DNA Evidence Debunks the “Out-of-Africa” Theory of Human Evolution
“Rebecca Cann was more expansive and specific in declaring that the Original “Mitochondrial DNA puts the origin of Homo Sapiens much further back and indicates that the Australian Aborigines arose 400,000 years ago from two distinct lineages, far earlier than any other racial group.” The notions of a “far earlier” time frame when estimating when, and the existence of “two lineages” in Australia when grappling with who, are constant themes that can be found within many other reports investigating the make up of the genes and chromosomes of Homo sapien sapiens.”
An article in the New York Times on 4th December 2013 lays claim to a “baffling 400,000 year old clue to human origins”. On this occasion, humanity’s indirect ancestry was traced back to Spain during pre-Homo sapien sapiens times, and once again Denisovan genes are at play. So it appears the same hominid who is most closely linked to the Original genes of Australia was wandering around the Spanish countryside some 400,000 years ago, well before any African Homo sapien could be claimed to have stepped in, on or outside African soil.
“Scientists have found the oldest DNA evidence yet of humans’ biological history. But instead of neatly clarifying human evolution, the finding is adding new mysteries”. The femur bone found in cave was analysed by Dr.

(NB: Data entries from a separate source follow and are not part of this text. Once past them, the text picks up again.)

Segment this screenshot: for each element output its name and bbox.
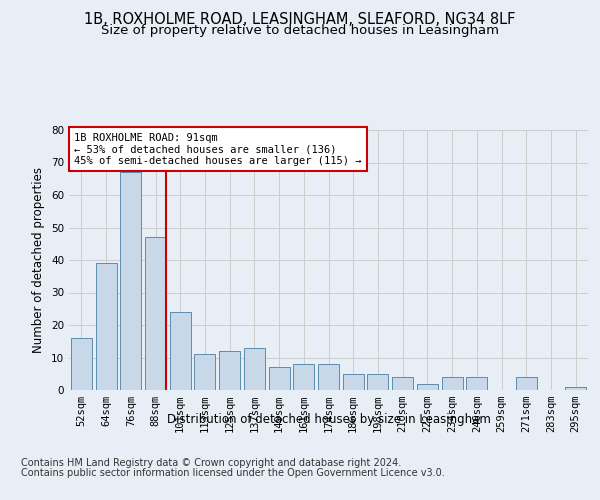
Bar [145,238,166,390]
Bar [95,263,116,390]
Bar [343,374,364,390]
Bar [194,354,215,390]
Text: Contains public sector information licensed under the Open Government Licence v3: Contains public sector information licen… [21,468,445,478]
Bar [170,312,191,390]
Bar [417,384,438,390]
Bar [466,377,487,390]
Bar [244,348,265,390]
Text: Distribution of detached houses by size in Leasingham: Distribution of detached houses by size … [167,412,491,426]
Y-axis label: Number of detached properties: Number of detached properties [32,167,46,353]
Text: Size of property relative to detached houses in Leasingham: Size of property relative to detached ho… [101,24,499,37]
Bar [392,377,413,390]
Bar [318,364,339,390]
Text: 1B, ROXHOLME ROAD, LEASINGHAM, SLEAFORD, NG34 8LF: 1B, ROXHOLME ROAD, LEASINGHAM, SLEAFORD,… [85,12,515,28]
Text: 1B ROXHOLME ROAD: 91sqm
← 53% of detached houses are smaller (136)
45% of semi-d: 1B ROXHOLME ROAD: 91sqm ← 53% of detache… [74,132,362,166]
Bar [516,377,537,390]
Bar [269,367,290,390]
Bar [71,338,92,390]
Bar [565,387,586,390]
Bar [293,364,314,390]
Bar [442,377,463,390]
Bar [120,172,141,390]
Bar [219,351,240,390]
Text: Contains HM Land Registry data © Crown copyright and database right 2024.: Contains HM Land Registry data © Crown c… [21,458,401,468]
Bar [367,374,388,390]
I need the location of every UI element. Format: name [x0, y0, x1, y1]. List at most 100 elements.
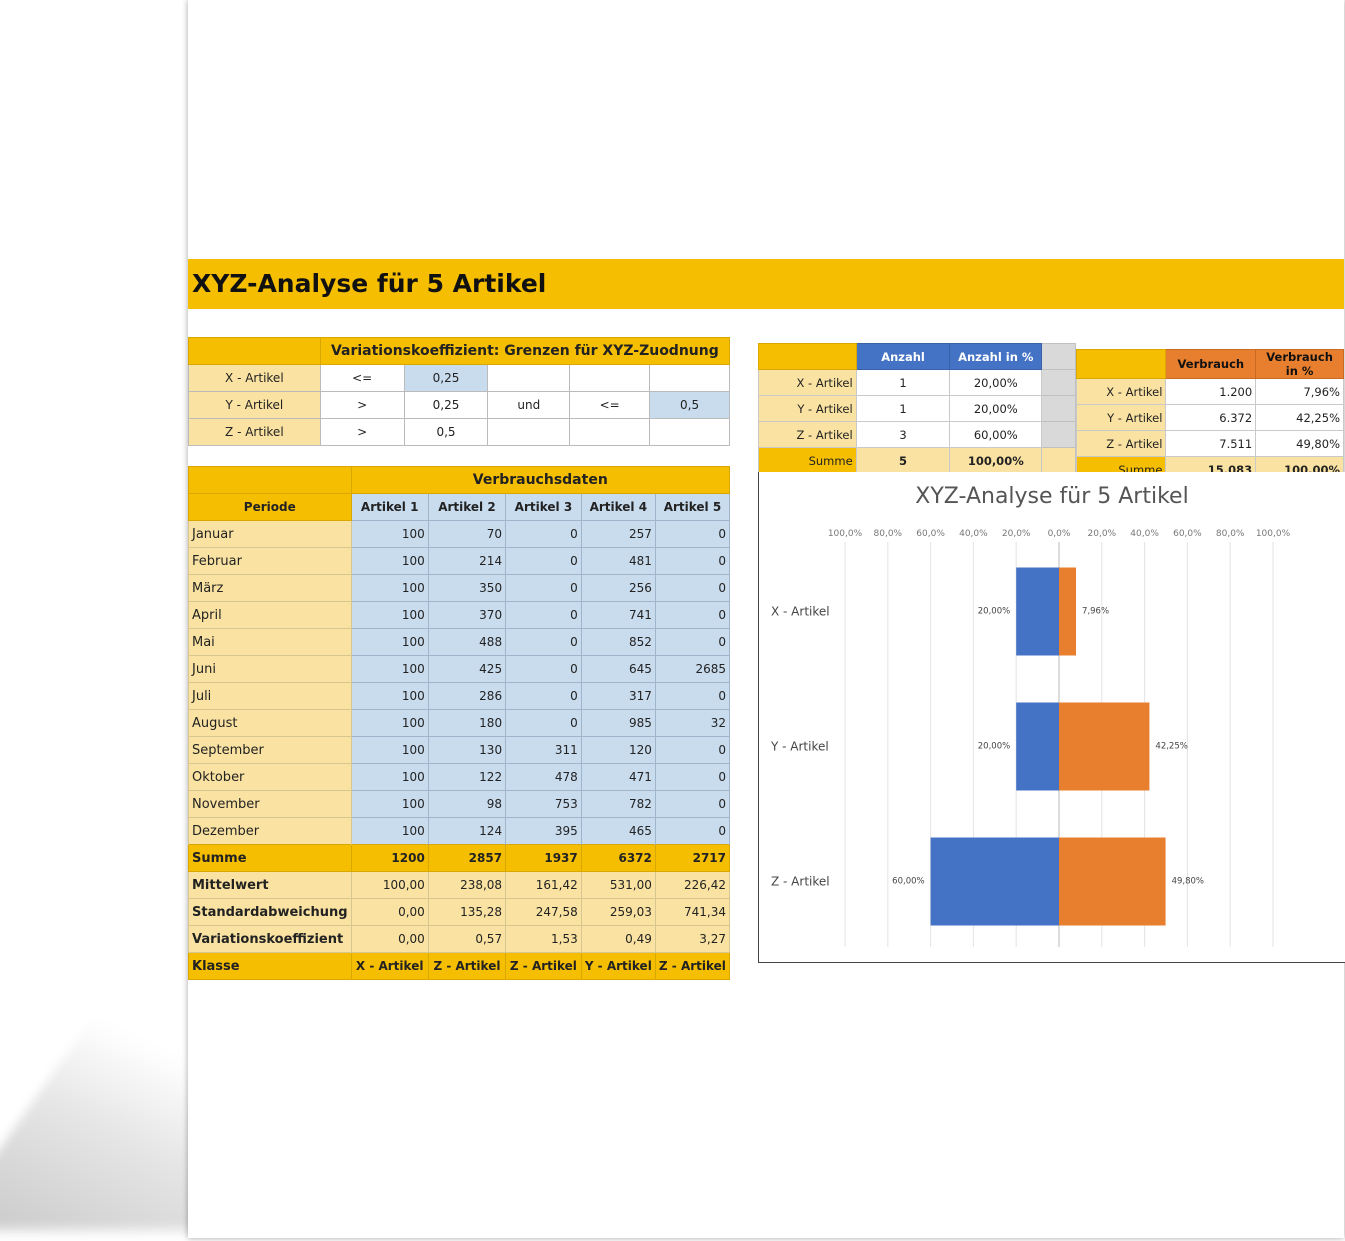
data-cell[interactable]: 0: [505, 601, 582, 629]
count-value[interactable]: 1: [855, 395, 951, 422]
stat-cell[interactable]: 135,28: [427, 898, 507, 926]
stat-cell[interactable]: 531,00: [580, 871, 656, 899]
data-cell[interactable]: 122: [427, 763, 507, 791]
consumption-percent[interactable]: 49,80%: [1255, 430, 1344, 457]
data-cell[interactable]: 311: [505, 736, 582, 764]
variation-limit[interactable]: 0,5: [403, 418, 489, 446]
data-cell[interactable]: 0: [654, 682, 731, 710]
variation-limit-input[interactable]: 0,5: [649, 391, 730, 419]
sum-cell[interactable]: 1937: [505, 844, 582, 872]
data-cell[interactable]: 0: [505, 682, 582, 710]
data-cell[interactable]: 100: [350, 547, 429, 575]
data-cell[interactable]: 0: [654, 763, 731, 791]
data-cell[interactable]: 100: [350, 682, 429, 710]
stat-cell[interactable]: 259,03: [580, 898, 656, 926]
data-cell[interactable]: 256: [580, 574, 656, 602]
count-percent[interactable]: 20,00%: [949, 369, 1043, 396]
stat-cell[interactable]: 3,27: [654, 925, 731, 953]
data-cell[interactable]: 32: [654, 709, 731, 737]
data-cell[interactable]: 214: [427, 547, 507, 575]
data-cell[interactable]: 70: [427, 520, 507, 548]
consumption-value[interactable]: 1.200: [1165, 378, 1257, 405]
data-cell[interactable]: 0: [654, 601, 731, 629]
variation-operator[interactable]: <=: [319, 364, 405, 392]
data-cell[interactable]: 741: [580, 601, 656, 629]
variation-limit[interactable]: [649, 364, 730, 392]
klasse-cell[interactable]: Y - Artikel: [580, 952, 656, 980]
stat-cell[interactable]: 0,00: [350, 925, 429, 953]
count-value[interactable]: 1: [855, 369, 951, 396]
stat-cell[interactable]: 0,49: [580, 925, 656, 953]
data-cell[interactable]: 0: [505, 655, 582, 683]
count-percent[interactable]: 20,00%: [949, 395, 1043, 422]
data-cell[interactable]: 0: [654, 628, 731, 656]
stat-cell[interactable]: 247,58: [505, 898, 582, 926]
xyz-chart[interactable]: XYZ-Analyse für 5 Artikel 100,0% 80,0% 60,…: [758, 472, 1345, 963]
data-cell[interactable]: 100: [350, 763, 429, 791]
data-cell[interactable]: 782: [580, 790, 656, 818]
variation-operator[interactable]: [569, 364, 651, 392]
stat-cell[interactable]: 100,00: [350, 871, 429, 899]
stat-cell[interactable]: 0,57: [427, 925, 507, 953]
count-sum-percent[interactable]: 100,00%: [949, 447, 1043, 474]
data-cell[interactable]: 100: [350, 628, 429, 656]
consumption-percent[interactable]: 7,96%: [1255, 378, 1344, 405]
data-cell[interactable]: 478: [505, 763, 582, 791]
stat-cell[interactable]: 161,42: [505, 871, 582, 899]
data-cell[interactable]: 488: [427, 628, 507, 656]
data-cell[interactable]: 100: [350, 574, 429, 602]
sum-cell[interactable]: 2717: [654, 844, 731, 872]
data-cell[interactable]: 350: [427, 574, 507, 602]
data-cell[interactable]: 257: [580, 520, 656, 548]
consumption-percent[interactable]: 42,25%: [1255, 404, 1344, 431]
sum-cell[interactable]: 2857: [427, 844, 507, 872]
variation-limit[interactable]: [649, 418, 730, 446]
data-cell[interactable]: 395: [505, 817, 582, 845]
data-cell[interactable]: 0: [654, 520, 731, 548]
data-cell[interactable]: 180: [427, 709, 507, 737]
data-cell[interactable]: 0: [654, 790, 731, 818]
sum-cell[interactable]: 6372: [580, 844, 656, 872]
stat-cell[interactable]: 1,53: [505, 925, 582, 953]
data-cell[interactable]: 0: [505, 709, 582, 737]
data-cell[interactable]: 645: [580, 655, 656, 683]
data-cell[interactable]: 753: [505, 790, 582, 818]
data-cell[interactable]: 0: [654, 547, 731, 575]
data-cell[interactable]: 370: [427, 601, 507, 629]
stat-cell[interactable]: 226,42: [654, 871, 731, 899]
data-cell[interactable]: 481: [580, 547, 656, 575]
data-cell[interactable]: 130: [427, 736, 507, 764]
count-sum-value[interactable]: 5: [855, 447, 951, 474]
data-cell[interactable]: 471: [580, 763, 656, 791]
consumption-value[interactable]: 6.372: [1165, 404, 1257, 431]
data-cell[interactable]: 286: [427, 682, 507, 710]
data-cell[interactable]: 100: [350, 817, 429, 845]
stat-cell[interactable]: 0,00: [350, 898, 429, 926]
data-cell[interactable]: 0: [505, 574, 582, 602]
variation-limit[interactable]: 0,25: [403, 391, 489, 419]
data-cell[interactable]: 2685: [654, 655, 731, 683]
data-cell[interactable]: 100: [350, 790, 429, 818]
data-cell[interactable]: 465: [580, 817, 656, 845]
data-cell[interactable]: 120: [580, 736, 656, 764]
consumption-value[interactable]: 7.511: [1165, 430, 1257, 457]
data-cell[interactable]: 0: [505, 628, 582, 656]
data-cell[interactable]: 100: [350, 736, 429, 764]
data-cell[interactable]: 425: [427, 655, 507, 683]
data-cell[interactable]: 317: [580, 682, 656, 710]
count-value[interactable]: 3: [855, 421, 951, 448]
data-cell[interactable]: 100: [350, 655, 429, 683]
klasse-cell[interactable]: Z - Artikel: [654, 952, 731, 980]
data-cell[interactable]: 100: [350, 601, 429, 629]
stat-cell[interactable]: 238,08: [427, 871, 507, 899]
data-cell[interactable]: 852: [580, 628, 656, 656]
variation-operator[interactable]: >: [319, 391, 405, 419]
data-cell[interactable]: 124: [427, 817, 507, 845]
klasse-cell[interactable]: X - Artikel: [350, 952, 429, 980]
data-cell[interactable]: 0: [505, 520, 582, 548]
sum-cell[interactable]: 1200: [350, 844, 429, 872]
data-cell[interactable]: 0: [654, 817, 731, 845]
count-percent[interactable]: 60,00%: [949, 421, 1043, 448]
variation-limit-input[interactable]: 0,25: [403, 364, 489, 392]
variation-operator[interactable]: [569, 418, 651, 446]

Matthias Meyer (geneticist Max Planck Institute for Evolutionary Anthropology). When Meyer and his colleagues “drilled into the femur, they found ancient human DNA inside, just as they hoped”.
But past this point, nothing went according to their script. Much to their surprise, the DNA they recovered – the oldest yet by over 100,000 years – “most closely resembles DNA from an enigmatic lineage of humans known as Denisovans”, originally thought to be 80,000 years old and confined to the Northern Asian region. This finding was the cause of great consternation. “Everyone had a hard time believing it at first” Dr. Meyer said. “So we generated more and more data to nail it down”. Not surprisingly, their further research only confirmed the original results.
As Meyer quite rightly observed: “right now, we’ve basically generated a big question mark”.